Routes et autoroutes, chemins de fer, ports et aéroports : d’énormes chantiers de construction et de rénovation s’ouvrent en Algérie. Le PSRE a consacré de gros moyens (2 milliards € environ pour les infrastructures routières, portuaires et aéroportuaires) pour remettre à niveau l’ensemble des infrastructures de transport qui ont souffert pendant les dix années de terrorisme. Ainsi, le projet de métro d’Alger, lancé il y a plus de 20 ans, devrait être accéléré pour une mise en service de la ligne 1 dans les années à venir.
 
Energie

Ce secteur, névralgique pour l’économie algérienne, s’ouvre de plus en plus à la concurrence.

Avec un volume initial de 16 milliards de mètres cubes équivalent-pétrole découvert depuis 1948, date de la première découverte commerciale à Oued Guétérini au sud de l'Algérie, l'Algérie occupe le troisième rang parmi les pays producteurs de pétrole en Afrique et le douzième rang dans le monde. Sur les réserves initiales en place prouvées d'environ dix milliards de mètres cubes d'hydrocarbures liquides, seuls 25% d'entre elles sont considérées récupérables avec les procédés d'exploitation actuels. La moitié de ces réserves de pétrole récupérables a déjà été produite. Environ 400 autres millions de mètres cubes de pétrole sont aujourd'hui considérés comme des réserves probables.
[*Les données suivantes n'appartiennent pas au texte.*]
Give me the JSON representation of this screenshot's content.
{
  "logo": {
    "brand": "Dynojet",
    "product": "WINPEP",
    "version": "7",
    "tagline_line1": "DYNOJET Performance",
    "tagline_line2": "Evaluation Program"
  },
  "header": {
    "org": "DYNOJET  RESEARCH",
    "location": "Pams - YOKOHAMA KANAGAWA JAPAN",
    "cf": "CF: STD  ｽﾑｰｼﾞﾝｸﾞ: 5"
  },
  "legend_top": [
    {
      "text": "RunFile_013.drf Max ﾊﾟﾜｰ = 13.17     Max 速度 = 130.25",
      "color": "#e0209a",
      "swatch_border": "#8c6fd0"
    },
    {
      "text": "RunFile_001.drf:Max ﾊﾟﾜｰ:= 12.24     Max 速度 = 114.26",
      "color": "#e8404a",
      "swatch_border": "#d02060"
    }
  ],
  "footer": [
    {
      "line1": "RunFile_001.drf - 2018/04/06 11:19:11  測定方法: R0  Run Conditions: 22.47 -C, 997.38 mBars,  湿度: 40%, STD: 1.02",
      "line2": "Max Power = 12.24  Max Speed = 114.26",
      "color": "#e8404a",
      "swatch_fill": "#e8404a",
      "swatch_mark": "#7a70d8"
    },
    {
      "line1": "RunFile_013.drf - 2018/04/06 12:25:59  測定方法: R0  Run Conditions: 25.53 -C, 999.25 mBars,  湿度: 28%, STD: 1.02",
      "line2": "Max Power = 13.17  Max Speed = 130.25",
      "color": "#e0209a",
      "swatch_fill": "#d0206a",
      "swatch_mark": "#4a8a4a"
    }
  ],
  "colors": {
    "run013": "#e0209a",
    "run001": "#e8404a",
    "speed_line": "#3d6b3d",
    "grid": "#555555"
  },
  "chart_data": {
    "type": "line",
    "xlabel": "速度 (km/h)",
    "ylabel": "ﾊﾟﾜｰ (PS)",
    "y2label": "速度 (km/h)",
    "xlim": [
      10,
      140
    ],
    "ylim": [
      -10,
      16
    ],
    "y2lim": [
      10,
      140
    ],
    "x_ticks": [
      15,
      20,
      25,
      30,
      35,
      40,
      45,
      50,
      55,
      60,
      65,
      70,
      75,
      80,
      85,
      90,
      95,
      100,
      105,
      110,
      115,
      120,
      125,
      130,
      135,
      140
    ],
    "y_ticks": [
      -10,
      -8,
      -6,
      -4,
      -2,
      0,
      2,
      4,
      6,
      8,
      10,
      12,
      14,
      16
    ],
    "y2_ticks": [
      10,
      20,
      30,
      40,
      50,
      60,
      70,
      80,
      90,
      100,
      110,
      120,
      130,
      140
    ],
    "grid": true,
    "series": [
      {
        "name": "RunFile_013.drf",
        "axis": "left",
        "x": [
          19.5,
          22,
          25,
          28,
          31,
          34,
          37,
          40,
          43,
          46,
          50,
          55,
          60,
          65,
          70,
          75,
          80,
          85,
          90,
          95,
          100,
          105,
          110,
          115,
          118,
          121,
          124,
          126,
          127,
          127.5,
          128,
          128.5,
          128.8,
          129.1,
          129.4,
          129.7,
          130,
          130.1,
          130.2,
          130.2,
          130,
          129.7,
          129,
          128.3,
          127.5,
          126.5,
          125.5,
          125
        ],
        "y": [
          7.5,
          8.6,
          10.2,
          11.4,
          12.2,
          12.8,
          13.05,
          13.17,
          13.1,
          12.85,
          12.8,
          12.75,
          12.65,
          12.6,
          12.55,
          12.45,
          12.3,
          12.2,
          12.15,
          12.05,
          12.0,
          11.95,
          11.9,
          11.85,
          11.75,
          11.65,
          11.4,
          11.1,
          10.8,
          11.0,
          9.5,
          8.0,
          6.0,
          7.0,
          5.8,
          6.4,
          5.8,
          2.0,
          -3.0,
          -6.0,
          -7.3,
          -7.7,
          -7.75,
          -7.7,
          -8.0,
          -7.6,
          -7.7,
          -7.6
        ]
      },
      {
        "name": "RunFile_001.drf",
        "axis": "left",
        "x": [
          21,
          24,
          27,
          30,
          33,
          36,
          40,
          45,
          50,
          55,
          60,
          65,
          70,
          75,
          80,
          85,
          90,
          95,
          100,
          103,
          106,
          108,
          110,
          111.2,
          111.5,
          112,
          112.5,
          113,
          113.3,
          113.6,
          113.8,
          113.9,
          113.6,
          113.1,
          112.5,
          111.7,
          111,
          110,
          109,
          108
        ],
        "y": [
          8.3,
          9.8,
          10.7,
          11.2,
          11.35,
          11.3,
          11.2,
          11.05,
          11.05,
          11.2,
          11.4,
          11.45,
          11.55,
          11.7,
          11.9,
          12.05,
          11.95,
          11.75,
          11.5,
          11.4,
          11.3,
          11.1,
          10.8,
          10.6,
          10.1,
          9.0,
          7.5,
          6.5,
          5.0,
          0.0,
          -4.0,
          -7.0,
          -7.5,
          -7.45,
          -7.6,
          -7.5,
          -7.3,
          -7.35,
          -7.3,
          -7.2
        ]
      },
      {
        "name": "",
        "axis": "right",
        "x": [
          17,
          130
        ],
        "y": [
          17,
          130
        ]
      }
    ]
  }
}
La réglementation régissant le domaine de l’électricité et la distribution du gaz a été remodelée par une loi de 2002 et toutes les activités (production et distribution) ont été ouvertes à la concurrence. Seul le transport d’électricité reste un monopole d’état géré par la Sonelgaz. La loi a donc permis de lancer les premiers projets de producteurs indépendants d’électricité (IPP) comme en témoigne la création de l’Algerian Energy Company à 50/50 Sonatrach - Sonelgaz. Cette filiale gère des projets d'unités de production d'énergie et de dessalement d'eau de mer en les ouvrant à des investisseurs privés internationaux.

L’Algérie possède un très grand potentiel minier qui reste très largement sous exploité. Son sous-sol recèle une très grande variété de minéraux tels que les phosphates, le minerai de fer, le zinc, l’uranium, l’or, le tungstène, les diamants et les pierres précieuses… Au total, plus d’une trentaine de substances exploitables ont été recensées. L'Algérie a adopté une nouvelle loi minière, loi 01-10 du 3 juillet 2001 qui encourage l'investissement privé. La loi s'applique aux activités d'infrastructure géologique, de recherche et d'exploitation des substances minérales ou fossiles et prévoit un régime fiscal particulier pour les entreprises minières.
 
Santé et produits pharmaceutiques

Le système de santé algérien souffre encore de multiples dysfonctionnements et de manque de moyens financiers et doit s’adapter aux différentes transitions (sanitaires, épidémiologiques, démographiques et économiques) que connaît le pays. Les besoins sanitaires de la population algérienne sont très importants. La production nationale étant insuffisante pour répondre aux besoins de la population, l’Algérie est un grand importateur de médicaments. Le marché du médicament est estimé à plus de 700 millions d’euros par an, dont 80% est assuré par l’importation, deuxième poste derrière les automobiles.